La sœur de Jean-François Tascheron joignit les mains à l’aspect du spectre qui lui parlait. En ce moment, la pâle Véronique, éclairée par la lune, eut l’air d’une ombre en se dessinant sur les ténèbres de la porte ouverte de l’étable. Ses yeux brillaient comme deux étoiles.

— Non, ma fille, vous ne quitterez pas le pays que vous êtes venue revoir de si loin, et vous y serez heureuse ; ou Dieu refuserait de seconder mes œuvres, et c’est lui qui sans doute vous envoie !

Elle prit par la main Denise étonnée, et l’emmena par un sentier vers l’autre rive du lac, en laissant sa mère et le curé qui s’assirent sur le banc.

— Laissons-lui faire ce qu’elle veut, dit la Sauviat.

Quelques instants après, Véronique revint seule, et fut reconduite au château par sa mère et par le curé. Sans doute elle avait conçu quelque projet qui voulait le mystère, car personne dans le pays ne vit Denise et n’entendit parler d’elle. En reprenant le lit, madame Graslin ne le quitta plus ; elle alla chaque jour plus mal, et parut contrariée de ne pouvoir se lever, en essayant à plusieurs reprises, mais en vain, de se promener dans le parc. Cependant, quelques jours après cette scène, au commencement du mois de juin, elle fit dans la matinée un effort violent sur elle-même, se leva, voulut s’habiller et se parer comme pour un jour de fête ; elle pria Gérard de lui donner le bras, car ses amis venaient tous les jours savoir de ses nouvelles ; et quand Aline dit que sa maîtresse voulait se promener, tous accoururent au château. Madame Graslin, qui avait réuni toutes ses forces, les épuisa pour faire cette promenade. Elle accomplit son projet dans un paroxisme de volonté qui devait avoir une funeste réaction.

— Allons au chalet, et seuls, dit-elle à Gérard d’une voix douce et en le regardant avec une sorte de coquetterie. Voici ma dernière escapade, car j’ai rêvé cette nuit que les médecins arrivaient.
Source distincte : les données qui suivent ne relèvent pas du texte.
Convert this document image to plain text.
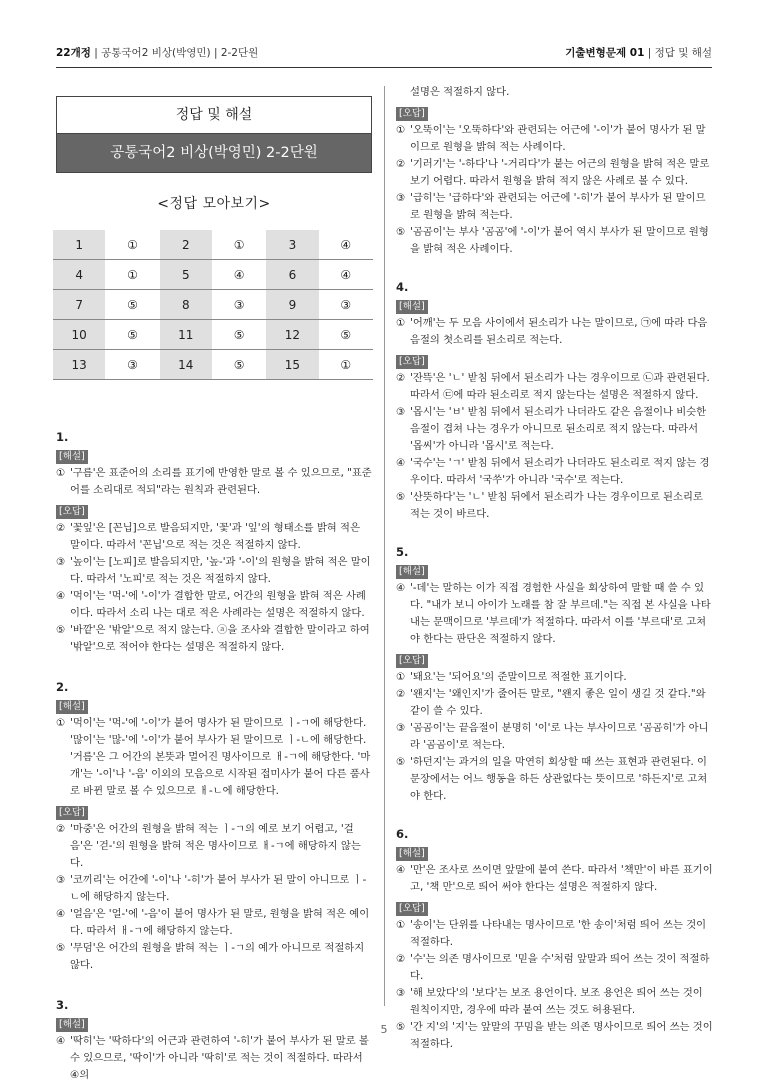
22개정 | 공통국어2 비상(박영민) | 2-2단원	기출변형문제 01 | 정답 및 해설
정답 및 해설
공통국어2 비상(박영민) 2-2단원
<정답 모아보기>
1	①	2	①	3	④
4	①	5	④	6	④
7	⑤	8	③	9	③
10	⑤	11	⑤	12	⑤
13	③	14	⑤	15	①
1.
[해설]
① '구름'은 표준어의 소리를 표기에 반영한 말로 볼 수 있으므로, "표준어를 소리대로 적되"라는 원칙과 관련된다.
[오답]
② '꽃잎'은 [꼰닙]으로 발음되지만, '꽃'과 '잎'의 형태소를 밝혀 적은 말이다. 따라서 '꼰닙'으로 적는 것은 적절하지 않다.
③ '높이'는 [노피]로 발음되지만, '높-'과 '-이'의 원형을 밝혀 적은 말이다. 따라서 '노피'로 적는 것은 적절하지 않다.
④ '먹이'는 '먹-'에 '-이'가 결합한 말로, 어간의 원형을 밝혀 적은 사례이다. 따라서 소리 나는 대로 적은 사례라는 설명은 적절하지 않다.
⑤ '바깥'은 '밖앝'으로 적지 않는다. ⓐ을 조사와 결합한 말이라고 하여 '밖앝'으로 적어야 한다는 설명은 적절하지 않다.
2.
[해설]
① '먹이'는 '먹-'에 '-이'가 붙어 명사가 된 말이므로 ㅣ-ㄱ에 해당한다. '많이'는 '많-'에 '-이'가 붙어 부사가 된 말이므로 ㅣ-ㄴ에 해당한다. '거름'은 그 어간의 본뜻과 멀어진 명사이므로 ㅐ-ㄱ에 해당한다. '마개'는 '-이'나 '-음' 이외의 모음으로 시작된 접미사가 붙어 다른 품사로 바뀐 말로 볼 수 있으므로 ㅐ-ㄴ에 해당한다.
[오답]
② '마중'은 어간의 원형을 밝혀 적는 ㅣ-ㄱ의 예로 보기 어렵고, '걸음'은 '걷-'의 원형을 밝혀 적은 명사이므로 ㅐ-ㄱ에 해당하지 않는다.
③ '코끼리'는 어간에 '-이'나 '-히'가 붙어 부사가 된 말이 아니므로 ㅣ-ㄴ에 해당하지 않는다.
④ '얼음'은 '얼-'에 '-음'이 붙어 명사가 된 말로, 원형을 밝혀 적은 예이다. 따라서 ㅐ-ㄱ에 해당하지 않는다.
⑤ '무덤'은 어간의 원형을 밝혀 적는 ㅣ-ㄱ의 예가 아니므로 적절하지 않다.
3.
[해설]
④ '딱히'는 '딱하다'의 어근과 관련하여 '-히'가 붙어 부사가 된 말로 볼 수 있으므로, '딱이'가 아니라 '딱히'로 적는 것이 적절하다. 따라서 ④의
설명은 적절하지 않다.
[오답]
① '오뚝이'는 '오뚝하다'와 관련되는 어근에 '-이'가 붙어 명사가 된 말이므로 원형을 밝혀 적는 사례이다.
② '기러기'는 '-하다'나 '-거리다'가 붙는 어근의 원형을 밝혀 적은 말로 보기 어렵다. 따라서 원형을 밝혀 적지 않은 사례로 볼 수 있다.
③ '급히'는 '급하다'와 관련되는 어근에 '-히'가 붙어 부사가 된 말이므로 원형을 밝혀 적는다.
⑤ '곰곰이'는 부사 '곰곰'에 '-이'가 붙어 역시 부사가 된 말이므로 원형을 밝혀 적은 사례이다.
4.
[해설]
① '어깨'는 두 모음 사이에서 된소리가 나는 말이므로, ㉠에 따라 다음 음절의 첫소리를 된소리로 적는다.
[오답]
② '잔뜩'은 'ㄴ' 받침 뒤에서 된소리가 나는 경우이므로 ㉡과 관련된다. 따라서 ㉢에 따라 된소리로 적지 않는다는 설명은 적절하지 않다.
③ '몹시'는 'ㅂ' 받침 뒤에서 된소리가 나더라도 같은 음절이나 비슷한 음절이 겹쳐 나는 경우가 아니므로 된소리로 적지 않는다. 따라서 '몹씨'가 아니라 '몹시'로 적는다.
④ '국수'는 'ㄱ' 받침 뒤에서 된소리가 나더라도 된소리로 적지 않는 경우이다. 따라서 '국쑤'가 아니라 '국수'로 적는다.
⑤ '산뜻하다'는 'ㄴ' 받침 뒤에서 된소리가 나는 경우이므로 된소리로 적는 것이 바르다.
5.
[해설]
④ '-데'는 말하는 이가 직접 경험한 사실을 회상하여 말할 때 쓸 수 있다. "내가 보니 아이가 노래를 참 잘 부르데."는 직접 본 사실을 나타내는 문맥이므로 '부르데'가 적절하다. 따라서 이를 '부르대'로 고쳐야 한다는 판단은 적절하지 않다.
[오답]
① '돼요'는 '되어요'의 준말이므로 적절한 표기이다.
② '왠지'는 '왜인지'가 줄어든 말로, "왠지 좋은 일이 생길 것 같다."와 같이 쓸 수 있다.
③ '곰곰이'는 끝음절이 분명히 '이'로 나는 부사이므로 '곰곰히'가 아니라 '곰곰이'로 적는다.
⑤ '하던지'는 과거의 일을 막연히 회상할 때 쓰는 표현과 관련된다. 이 문장에서는 어느 행동을 하든 상관없다는 뜻이므로 '하든지'로 고쳐야 한다.
6.
[해설]
④ '만'은 조사로 쓰이면 앞말에 붙여 쓴다. 따라서 '책만'이 바른 표기이고, '책 만'으로 띄어 써야 한다는 설명은 적절하지 않다.
[오답]
① '송이'는 단위를 나타내는 명사이므로 '한 송이'처럼 띄어 쓰는 것이 적절하다.
② '수'는 의존 명사이므로 '믿을 수'처럼 앞말과 띄어 쓰는 것이 적절하다.
③ '해 보았다'의 '보다'는 보조 용언이다. 보조 용언은 띄어 쓰는 것이 원칙이지만, 경우에 따라 붙여 쓰는 것도 허용된다.
⑤ '간 지'의 '지'는 앞말의 꾸밈을 받는 의존 명사이므로 띄어 쓰는 것이 적절하다.
5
— Vous voulez voir vos bois ? dit Gérard.

— Pour la dernière fois, reprit-elle ; mais j’ai, lui dit-elle d’une voix insinuante, à vous y faire de singulières propositions.

Elle força Gérard à s’embarquer avec elle sur le second lac, où elle se rendit à pied. Quand l’ingénieur, surpris de lui voir faire un pareil trajet, fit mouvoir les rames, elle lui indiqua la Chartreuse comme but du voyage.

— Mon ami, lui dit-elle après une longue pause pendant laquelle elle avait contemplé le ciel, l’eau, les collines, les bords, j’ai la plus étrange demande à vous faire ; mais je vous crois homme à m’obéir.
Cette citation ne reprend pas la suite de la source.